I was born on the day that the first American astronaut went intospace. This was in another state, but we soon moved and I grew up in Tucson. I attended the University of Arizona for four years, and earneda bachelor's degree in Mechanical Engineering. While there, I met awonderful girl, and after graduation we married, and have lived inSierra Vista, Arizona since then.
I've been interested in cars since I can remember, and started building models when I was about eight years old. I still have quite a few of the models that I built when I was a teenager. In 1969 or 1970, my father bought a 1961 Chevy convertible for $32, with the stated intention that when it quit running, my brothers and I could take it apart to see how it worked. When I was 14, it quit running, and I did indeed take it apart, but I put it back together again, and we drove it for a few years, with it's overhauled engine running well. I also spent quite a bit of time fixing the other cars we had, as well as the neighbors' cars. As a senior in high school, my twin brother David had a job at one of the first computer stores in Tucson, getting some of the early commercial microcomputers to work right. He agreed to spend some money on parts and machine work for a 396 engine I had bought at a junkyard, so a couple months before graduation, we performed our first hot rod engine swap, putting the 396 into the 59 Chevy truck my dad had bought a couple years earlier. David and I drag raced the truck at the old Tucson Dragway, and somewhere I still have a thick stack of time slips, mostly in the 14 and 15 second range. I still have the truck, and up untill a few years ago, it still had that engine in it.
About the time I started college, I got a part time job at a local auto salvage yard. I worked there for a few years, then decided to change careers, and took a part time job at a local transmission shop. This almost minimum wage work covered part of my school and living expenses, although I did get help from my folks. After I graduated, I ended up working at Fort Huachuca, as an electronics engineer in the satellite communications field. This was fun work, until I finally got promoted past my level of incompetence, into a section chief position in another engineering branch. Since my wife was making good money, I decided to call it quits, and left the security of the government paycheck to start my own business.
Kids came along somewhere in there, Steve was born about a year before I quit my job. I started up Aardvark Automotive in a rented space, and fixed cars and worked on hot rods there for about 4 years. Gary and Kevin were born three years after Steve, and eventually I realized that it was silly to pay just about all of what my one man shop was earning, for daycare. We moved out to the country, where I could build a good sized shop, and I became a part time at-home worker, and stay-at-home dad. I think it's the perfect career, although my wife has concerns about my low productivity.
How do typewriters fit into all of this? I've always been fascinated by machines. I recall typing up a sixth grade English paper on a Selectric at my dad's work. When I was signing up for classes for eighth grade, my mother suggested that it would be useful to know how to type (we had a Royal portable typewriter).

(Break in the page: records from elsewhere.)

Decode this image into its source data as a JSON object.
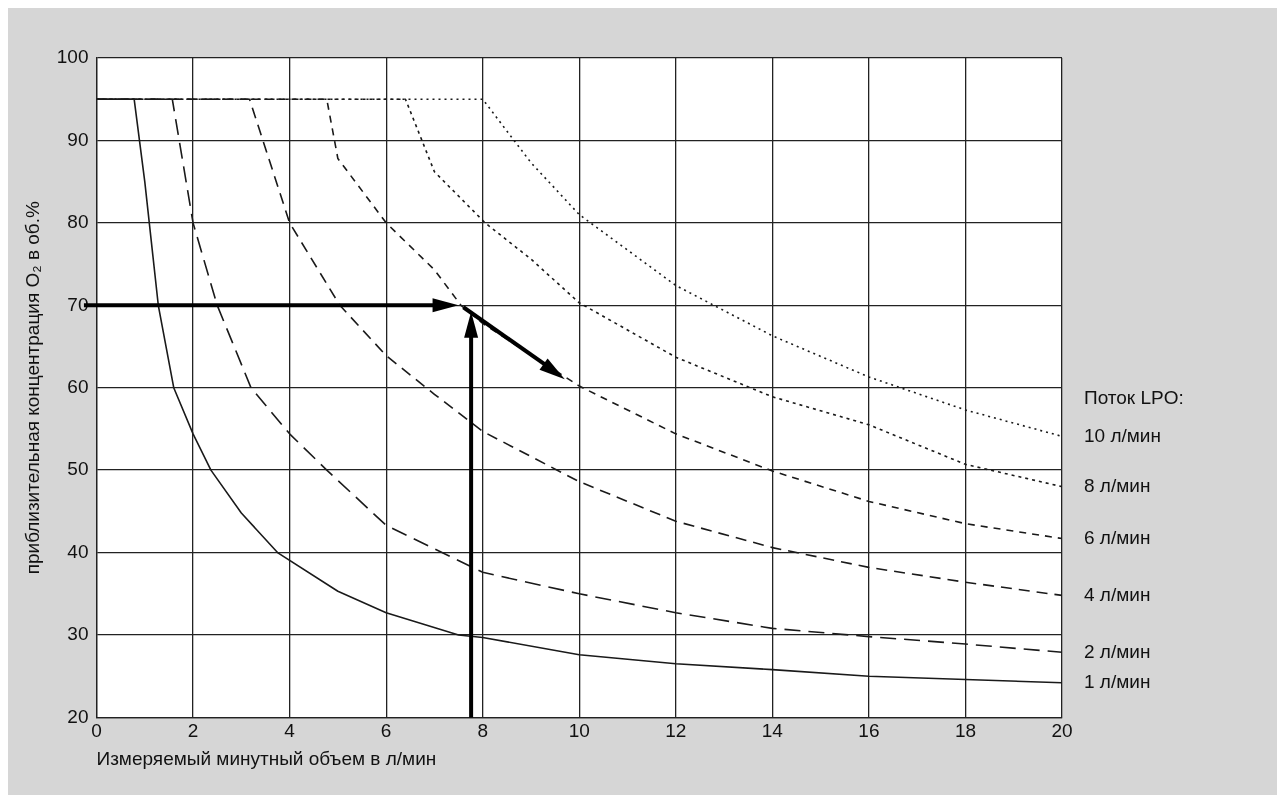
{
  "chart_data": {
    "type": "line",
    "xlabel": "Измеряемый минутный объем в л/мин",
    "ylabel": "приблизительная концентрация O₂ в об.%",
    "legend_title": "Поток LPO:",
    "xlim": [
      0,
      20
    ],
    "xticks": [
      0,
      2,
      4,
      6,
      8,
      10,
      12,
      14,
      16,
      18,
      20
    ],
    "ylim": [
      20,
      100
    ],
    "yticks": [
      20,
      30,
      40,
      50,
      60,
      70,
      80,
      90,
      100
    ],
    "grid": true,
    "legend": false,
    "marker": "none",
    "series": [
      {
        "name": "1 л/мин",
        "color": "#1a1a1a",
        "line_style": "solid",
        "x": [
          0,
          0.78,
          1.0,
          1.28,
          1.6,
          2,
          2.37,
          3,
          3.75,
          5,
          6,
          7.5,
          8,
          10,
          12,
          14,
          16,
          18,
          20
        ],
        "values": [
          95,
          95,
          85,
          70,
          60,
          54.4,
          50,
          44.8,
          40,
          35.3,
          32.7,
          30,
          29.7,
          27.6,
          26.5,
          25.8,
          25,
          24.6,
          24.2
        ]
      },
      {
        "name": "2 л/мин",
        "color": "#1a1a1a",
        "line_style": "dashed",
        "x": [
          0,
          1.57,
          2,
          2.5,
          3.2,
          4,
          4.77,
          6,
          8,
          10,
          12,
          14,
          16,
          18,
          20
        ],
        "values": [
          95,
          95,
          80,
          70,
          60,
          54.4,
          50,
          43.3,
          37.6,
          35,
          32.7,
          30.8,
          29.8,
          28.9,
          27.9
        ]
      },
      {
        "name": "4 л/мин",
        "color": "#1a1a1a",
        "line_style": "dashed",
        "x": [
          0,
          3.17,
          4,
          5.04,
          6,
          7,
          8,
          10,
          12,
          14,
          16,
          18,
          20
        ],
        "values": [
          95,
          95,
          80,
          70,
          63.9,
          59.2,
          54.7,
          48.6,
          43.8,
          40.6,
          38.2,
          36.4,
          34.8
        ]
      },
      {
        "name": "6 л/мин",
        "color": "#1a1a1a",
        "line_style": "dashed",
        "x": [
          0,
          4.77,
          5,
          6,
          7,
          7.55,
          8,
          10,
          12,
          14,
          16,
          18,
          20
        ],
        "values": [
          95,
          95,
          87.8,
          80,
          74.3,
          70,
          67.8,
          60.2,
          54.4,
          49.9,
          46.2,
          43.5,
          41.7
        ]
      },
      {
        "name": "8 л/мин",
        "color": "#1a1a1a",
        "line_style": "dotted",
        "x": [
          0,
          6.4,
          7,
          8.05,
          9,
          10,
          12,
          14,
          16,
          18,
          20
        ],
        "values": [
          95,
          95,
          86.2,
          80,
          75.6,
          70.3,
          63.7,
          58.9,
          55.5,
          50.7,
          48
        ]
      },
      {
        "name": "10 л/мин",
        "color": "#1a1a1a",
        "line_style": "dotted",
        "x": [
          0,
          8,
          9,
          10,
          12,
          14,
          16,
          18,
          20
        ],
        "values": [
          95,
          95,
          87.3,
          81,
          72.4,
          66.3,
          61.3,
          57.3,
          54.1
        ]
      }
    ]
  }
}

Then when I was a senior in high school, I had already completed all the math and science classes that were available, so I took two "fun" electives, typing and auto shop. I suppose that's where this web page has it's roots.

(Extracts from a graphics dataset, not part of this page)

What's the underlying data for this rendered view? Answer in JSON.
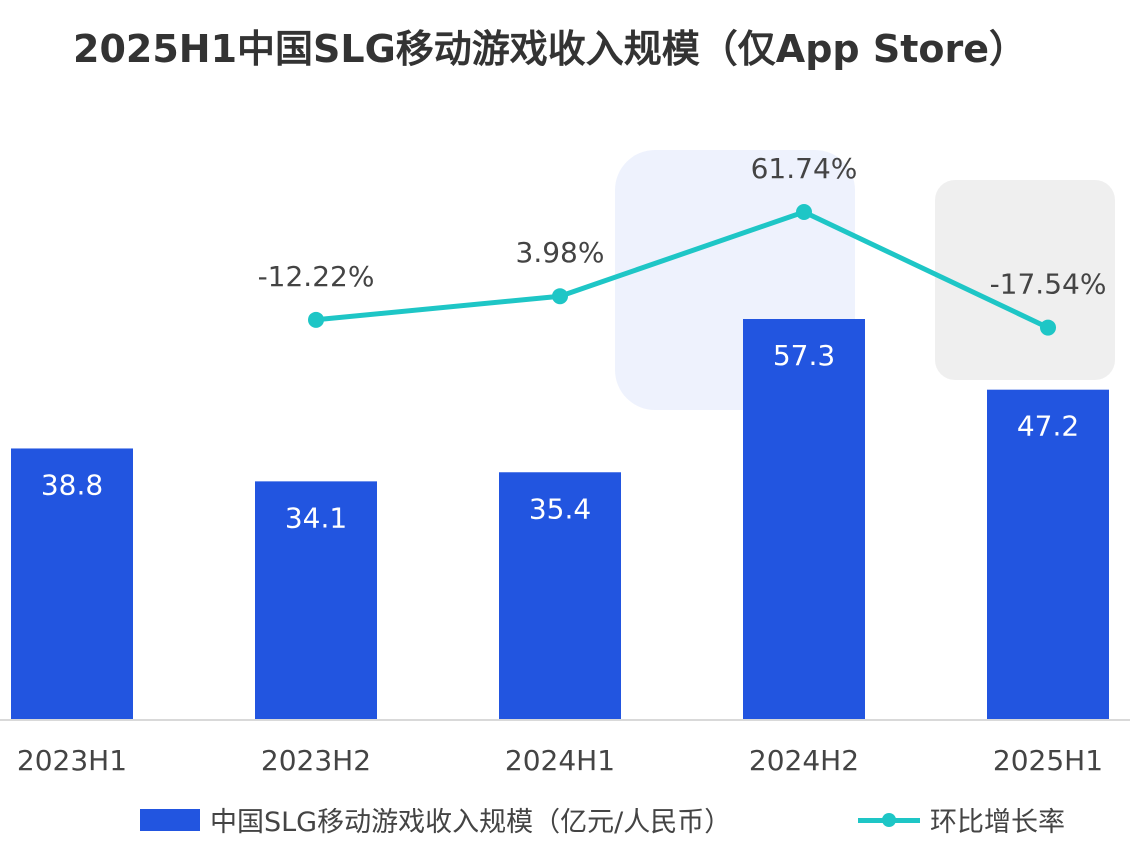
{
  "title": "2025H1中国SLG移动游戏收入规模（仅App Store）",
  "colors": {
    "bar": "#2255e0",
    "line": "#1ec6c6",
    "text": "#444444",
    "title": "#333333",
    "axis": "#d9d9d9"
  },
  "chart_data": {
    "type": "bar",
    "title": "2025H1中国SLG移动游戏收入规模（仅App Store）",
    "categories": [
      "2023H1",
      "2023H2",
      "2024H1",
      "2024H2",
      "2025H1"
    ],
    "series": [
      {
        "name": "中国SLG移动游戏收入规模（亿元/人民币）",
        "type": "bar",
        "values": [
          38.8,
          34.1,
          35.4,
          57.3,
          47.2
        ],
        "labels": [
          "38.8",
          "34.1",
          "35.4",
          "57.3",
          "47.2"
        ]
      },
      {
        "name": "环比增长率",
        "type": "line",
        "values": [
          null,
          -12.22,
          3.98,
          61.74,
          -17.54
        ],
        "labels": [
          "",
          "-12.22%",
          "3.98%",
          "61.74%",
          "-17.54%"
        ]
      }
    ],
    "legend_position": "bottom",
    "grid": false
  }
}
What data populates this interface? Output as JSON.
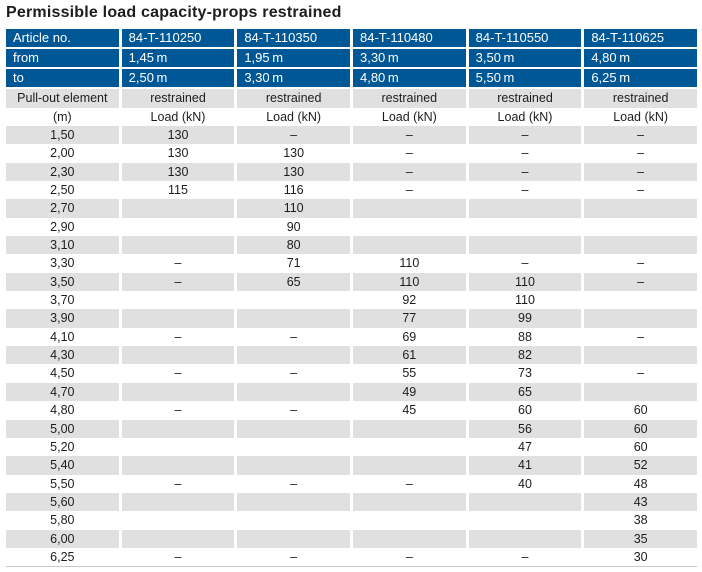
{
  "title": "Permissible load capacity-props restrained",
  "colors": {
    "header_blue": "#005796",
    "stripe_gray": "#e0e0e0",
    "header_text": "#ffffff",
    "body_text": "#1d1d1b"
  },
  "table": {
    "header": {
      "article_label": "Article no.",
      "from_label": "from",
      "to_label": "to",
      "columns": [
        {
          "article": "84-T-110250",
          "from": "1,45 m",
          "to": "2,50 m"
        },
        {
          "article": "84-T-110350",
          "from": "1,95 m",
          "to": "3,30 m"
        },
        {
          "article": "84-T-110480",
          "from": "3,30 m",
          "to": "4,80 m"
        },
        {
          "article": "84-T-110550",
          "from": "3,50 m",
          "to": "5,50 m"
        },
        {
          "article": "84-T-110625",
          "from": "4,80 m",
          "to": "6,25 m"
        }
      ]
    },
    "subheader": {
      "row_label_top": "Pull-out element",
      "row_label_bottom": "(m)",
      "restrained": "restrained",
      "load_kn": "Load (kN)"
    },
    "rows": [
      {
        "m": "1,50",
        "values": [
          "130",
          "–",
          "–",
          "–",
          "–"
        ]
      },
      {
        "m": "2,00",
        "values": [
          "130",
          "130",
          "–",
          "–",
          "–"
        ]
      },
      {
        "m": "2,30",
        "values": [
          "130",
          "130",
          "–",
          "–",
          "–"
        ]
      },
      {
        "m": "2,50",
        "values": [
          "115",
          "116",
          "–",
          "–",
          "–"
        ]
      },
      {
        "m": "2,70",
        "values": [
          "",
          "110",
          "",
          "",
          ""
        ]
      },
      {
        "m": "2,90",
        "values": [
          "",
          "90",
          "",
          "",
          ""
        ]
      },
      {
        "m": "3,10",
        "values": [
          "",
          "80",
          "",
          "",
          ""
        ]
      },
      {
        "m": "3,30",
        "values": [
          "–",
          "71",
          "110",
          "–",
          "–"
        ]
      },
      {
        "m": "3,50",
        "values": [
          "–",
          "65",
          "110",
          "110",
          "–"
        ]
      },
      {
        "m": "3,70",
        "values": [
          "",
          "",
          "92",
          "110",
          ""
        ]
      },
      {
        "m": "3,90",
        "values": [
          "",
          "",
          "77",
          "99",
          ""
        ]
      },
      {
        "m": "4,10",
        "values": [
          "–",
          "–",
          "69",
          "88",
          "–"
        ]
      },
      {
        "m": "4,30",
        "values": [
          "",
          "",
          "61",
          "82",
          ""
        ]
      },
      {
        "m": "4,50",
        "values": [
          "–",
          "–",
          "55",
          "73",
          "–"
        ]
      },
      {
        "m": "4,70",
        "values": [
          "",
          "",
          "49",
          "65",
          ""
        ]
      },
      {
        "m": "4,80",
        "values": [
          "–",
          "–",
          "45",
          "60",
          "60"
        ]
      },
      {
        "m": "5,00",
        "values": [
          "",
          "",
          "",
          "56",
          "60"
        ]
      },
      {
        "m": "5,20",
        "values": [
          "",
          "",
          "",
          "47",
          "60"
        ]
      },
      {
        "m": "5,40",
        "values": [
          "",
          "",
          "",
          "41",
          "52"
        ]
      },
      {
        "m": "5,50",
        "values": [
          "–",
          "–",
          "–",
          "40",
          "48"
        ]
      },
      {
        "m": "5,60",
        "values": [
          "",
          "",
          "",
          "",
          "43"
        ]
      },
      {
        "m": "5,80",
        "values": [
          "",
          "",
          "",
          "",
          "38"
        ]
      },
      {
        "m": "6,00",
        "values": [
          "",
          "",
          "",
          "",
          "35"
        ]
      },
      {
        "m": "6,25",
        "values": [
          "–",
          "–",
          "–",
          "–",
          "30"
        ]
      }
    ]
  }
}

My political position (inherited) is liberal, but being married to a conservative, I see both sides of many issues. I think that the most reasonable place to be is middle-of-the-road, leaning towards the opposition party. After all, not many of the major issues are either-or, and most of the real problems are concerned with where to draw the line. On the issues that are divisive, I tend to take the position on the side of personal freedom, as opposed to that of an authority.

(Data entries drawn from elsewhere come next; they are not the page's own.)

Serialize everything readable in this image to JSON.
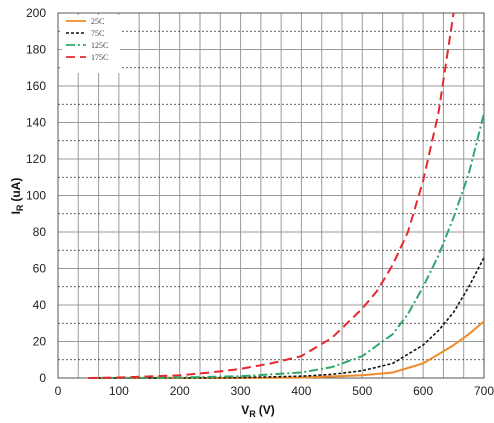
{
  "chart_data": {
    "type": "line",
    "xlabel": {
      "main": "V",
      "sub": "R",
      "unit": "(V)"
    },
    "ylabel": {
      "main": "I",
      "sub": "R",
      "unit": "(uA)"
    },
    "xlim": [
      0,
      700
    ],
    "ylim": [
      0,
      200
    ],
    "x_ticks": [
      "0",
      "100",
      "200",
      "300",
      "400",
      "500",
      "600",
      "700"
    ],
    "y_ticks": [
      "0",
      "20",
      "40",
      "60",
      "80",
      "100",
      "120",
      "140",
      "160",
      "180",
      "200"
    ],
    "grid": true,
    "legend_position": "top-left",
    "series": [
      {
        "name": "25C",
        "color": "#f08a2a",
        "dash": "solid",
        "x": [
          50,
          100,
          200,
          300,
          400,
          500,
          550,
          600,
          625,
          650,
          675,
          700
        ],
        "y": [
          0,
          0,
          0,
          0,
          0.2,
          1.5,
          3,
          8,
          13,
          18,
          24,
          31
        ]
      },
      {
        "name": "75C",
        "color": "#111111",
        "dash": "short",
        "x": [
          50,
          100,
          200,
          300,
          400,
          450,
          500,
          550,
          600,
          625,
          650,
          675,
          700
        ],
        "y": [
          0,
          0,
          0,
          0.2,
          1,
          2,
          4,
          8,
          18,
          26,
          36,
          50,
          66
        ]
      },
      {
        "name": "125C",
        "color": "#2ea86b",
        "dash": "dashdot",
        "x": [
          50,
          100,
          200,
          300,
          400,
          450,
          500,
          550,
          575,
          600,
          625,
          650,
          675,
          700
        ],
        "y": [
          0,
          0,
          0.3,
          1,
          3,
          6,
          12,
          24,
          35,
          50,
          67,
          88,
          112,
          145
        ]
      },
      {
        "name": "175C",
        "color": "#e5282e",
        "dash": "long",
        "x": [
          50,
          100,
          200,
          250,
          300,
          350,
          400,
          450,
          500,
          525,
          550,
          575,
          600,
          625,
          650
        ],
        "y": [
          0,
          0.3,
          1.5,
          3,
          5,
          8,
          12,
          22,
          38,
          48,
          62,
          80,
          108,
          145,
          200
        ]
      }
    ]
  }
}
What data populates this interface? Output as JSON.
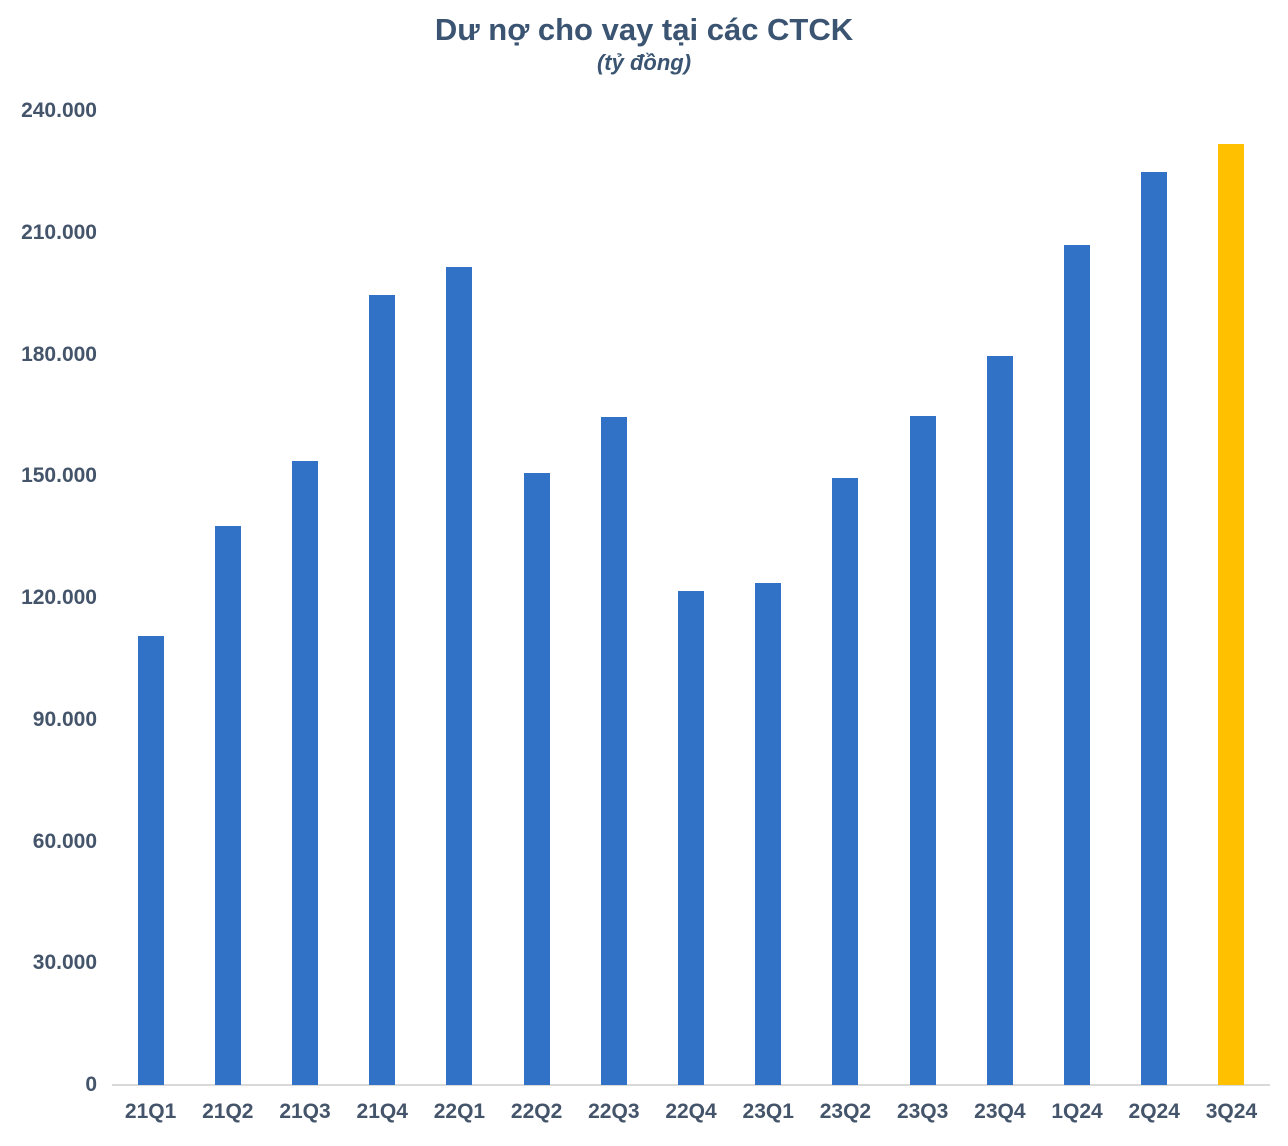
{
  "chart_data": {
    "type": "bar",
    "title": "Dư nợ cho vay tại các CTCK",
    "subtitle": "(tỷ đồng)",
    "categories": [
      "21Q1",
      "21Q2",
      "21Q3",
      "21Q4",
      "22Q1",
      "22Q2",
      "22Q3",
      "22Q4",
      "23Q1",
      "23Q2",
      "23Q3",
      "23Q4",
      "1Q24",
      "2Q24",
      "3Q24"
    ],
    "values": [
      110600,
      137700,
      153800,
      194700,
      201600,
      150700,
      164600,
      121700,
      123700,
      149600,
      164900,
      179700,
      206900,
      224900,
      231900
    ],
    "ylim": [
      0,
      240000
    ],
    "y_tick_step": 30000,
    "y_tick_labels": [
      "0",
      "30.000",
      "60.000",
      "90.000",
      "120.000",
      "150.000",
      "180.000",
      "210.000",
      "240.000"
    ],
    "grid": "off",
    "legend": "none",
    "colors": {
      "bar": "#3272C6",
      "highlight_bar": "#FFC000",
      "title_text": "#3A5472",
      "tick_text": "#44546A",
      "axis_line": "#D9D9D9"
    },
    "highlight_index": 14
  }
}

I don't have religion, although I went to church regularly until I became a teenager and was allowed to stay home. I was never "forced" to believe any of it. From reading I've done recently, it seems that most people are more susceptible to religious thought than I, and that people generally take on the religion of their culture, or family. It appears that evolution has built our minds to work in this way. I strongly support the First Amendment and the idea of religious freedom. I wish that more people in this country would understand that just as other peoples' religions do not apply to them, their religion does not apply to me.